Finale di partita – Prima del match d’andata, Deschamps torna a ipnotizzare i suoi. “Stasera, dobbiamo vincere, dobbiamo prendere un vantaggio, meglio un grande vantaggio. Ci tenevo a dirvelo, ragazzi: siete forti, molto forti. Sta a voi giocarvela”. E se la giocano come meglio non potrebbero. In 10 contro 11 per l’espulsione di Zikos al 51’, quando il punteggio era sull’1-1, Morientes e Nonda, rientrato intanto dall’infortunio, scrivono un 3-1 che fa storia. A Londra, il Chelsea ribalta tutto, i Blues si portano avanti 2-0 al 44’, ma non è mai finita. Minuto 47: testa di Morientes, prolunga Ibarra, all’intervallo è 2-1. Al 60’ Bernardi scambia con “Nando” che buca la difesa, firma il suo ultimo centro in quell’edizione di Champions, e porta il Monaco in finale. È la prima squadra francese a giocarsi il titolo nel più prestigioso trofeo continentale dalla sentenza Bosman. Ma come era già capitato ai monegaschi, guidati allora da Wenger, nel 1992, come al Saint-Etienne nel 1976 o all’Olympique Marsiglia nel 1991, in finale vince la paura.
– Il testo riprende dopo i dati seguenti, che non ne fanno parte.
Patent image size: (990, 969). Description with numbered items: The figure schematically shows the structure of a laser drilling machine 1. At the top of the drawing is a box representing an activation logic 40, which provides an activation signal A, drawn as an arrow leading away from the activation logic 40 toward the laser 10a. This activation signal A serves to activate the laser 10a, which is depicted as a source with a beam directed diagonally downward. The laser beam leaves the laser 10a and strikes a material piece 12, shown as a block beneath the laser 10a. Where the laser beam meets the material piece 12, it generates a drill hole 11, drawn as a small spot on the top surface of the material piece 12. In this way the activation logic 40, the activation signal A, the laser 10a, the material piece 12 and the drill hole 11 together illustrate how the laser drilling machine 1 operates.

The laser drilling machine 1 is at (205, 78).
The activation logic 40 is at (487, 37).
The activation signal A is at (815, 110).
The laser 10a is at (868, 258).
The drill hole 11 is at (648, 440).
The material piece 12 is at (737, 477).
Il trionfo è tutto per il Porto, l’ultima squadra che non gioca in uno dei 5 grandi campionati d’Europa a riuscirci, e di Jose Mourinho, che diventa lo Special One. Eppure, solo un anno prima, Mou voleva lasciare il Porto, dopo la conquista dell’Europa League. E in questa storia di destini e fortune, è un altro allenatore olandese, il suo padre spirituale Louis Van Gaal, a indicargli la strada, a profetizzargli il futuro. “Resta ancora un altro anno al Porto”, gli dice. E cambia la storia.